The impact of the cuts on force levels, readiness and weapons systems is intensified by the Pentagon’s inability to reduce costs in other areas. Hagel and several of his predecessors have called for substantial reductions in military pay and benefits as well as base closures. Yet those require approval from Congress, which has displayed no interest in approving those politically sensitive measures.
Rep. Adam Smith, D-Wash., senior Democrat on the House Armed Services Committee, said Congress’s inability to make hard decisions is making the Pentagon’s challenge more difficult.
“You are, to some degree, reliant upon us for a number of those decisions,” Smith told the service chiefs. “Personnel costs are an enormous part of what you face, but if you want to do anything with retirement or anything with health care, you have to come through us. And about the only clear message that Congress has sent you is, ‘Don’t cut that.’
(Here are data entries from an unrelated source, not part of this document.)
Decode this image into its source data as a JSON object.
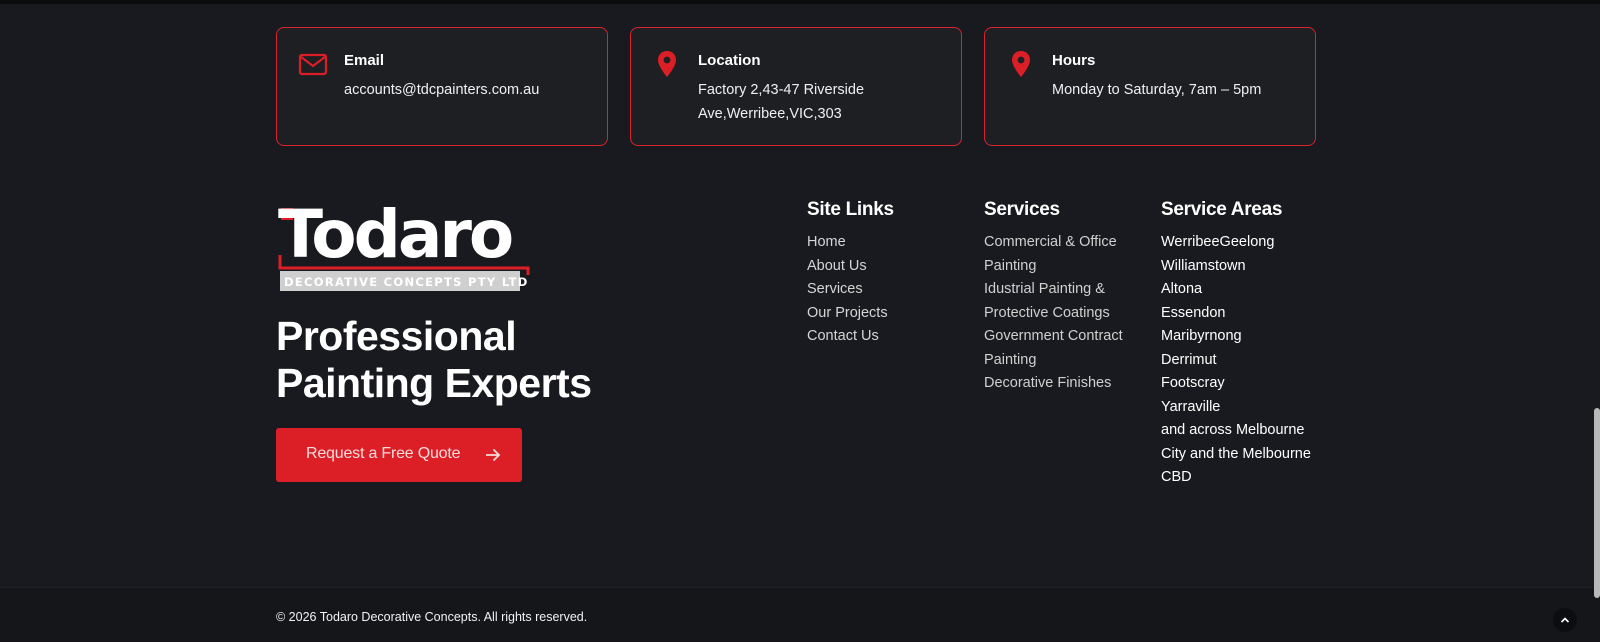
{
  "colors": {
    "accent": "#dc1f26",
    "background": "#191a1f",
    "card_border": "#d9232d"
  },
  "contact_cards": {
    "email": {
      "icon": "mail-icon",
      "title": "Email",
      "value": "accounts@tdcpainters.com.au"
    },
    "location": {
      "icon": "map-pin-icon",
      "title": "Location",
      "value": "Factory 2,43-47 Riverside Ave,Werribee,VIC,303"
    },
    "hours": {
      "icon": "map-pin-icon",
      "title": "Hours",
      "value": "Monday to Saturday, 7am – 5pm"
    }
  },
  "logo": {
    "wordmark": "Todaro",
    "subtitle": "DECORATIVE CONCEPTS PTY LTD"
  },
  "tagline": "Professional Painting Experts",
  "cta": {
    "label": "Request a Free Quote",
    "icon": "arrow-right-icon"
  },
  "site_links": {
    "heading": "Site Links",
    "items": [
      "Home",
      "About Us",
      "Services",
      "Our Projects",
      "Contact Us"
    ]
  },
  "services": {
    "heading": "Services",
    "items": [
      "Commercial & Office Painting",
      "Idustrial Painting & Protective Coatings",
      "Government Contract Painting",
      "Decorative Finishes"
    ]
  },
  "service_areas": {
    "heading": "Service Areas",
    "items": [
      "WerribeeGeelong",
      "Williamstown",
      "Altona",
      "Essendon",
      "Maribyrnong",
      "Derrimut",
      "Footscray",
      "Yarraville",
      "and across Melbourne City and the Melbourne CBD"
    ]
  },
  "footer": {
    "copyright": "© 2026 Todaro Decorative Concepts. All rights reserved.",
    "scroll_top_icon": "chevron-up-icon"
  }
}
“If you gentlemen tell us, ‘Hey, look, here’s where we need to cut,’ and if any member of this committee says, ‘Oh, we can’t do that,’ well, then [we should ask that member] ‘Where do you want to cut?’ ” Smith said. “I hope we can have that discussion.”
Lower readiness levels will present the nation’s decision makers with a gut-wrenching choice in a crisis — risk the nation’s security by not deploying military units, or put military units at risk by deploying them before they are properly trained and equipped.
“My biggest fear, actually what keeps me up at night is: I’m asked to deploy soldiers on some unknown contingency and they are not ready,” Odierno said.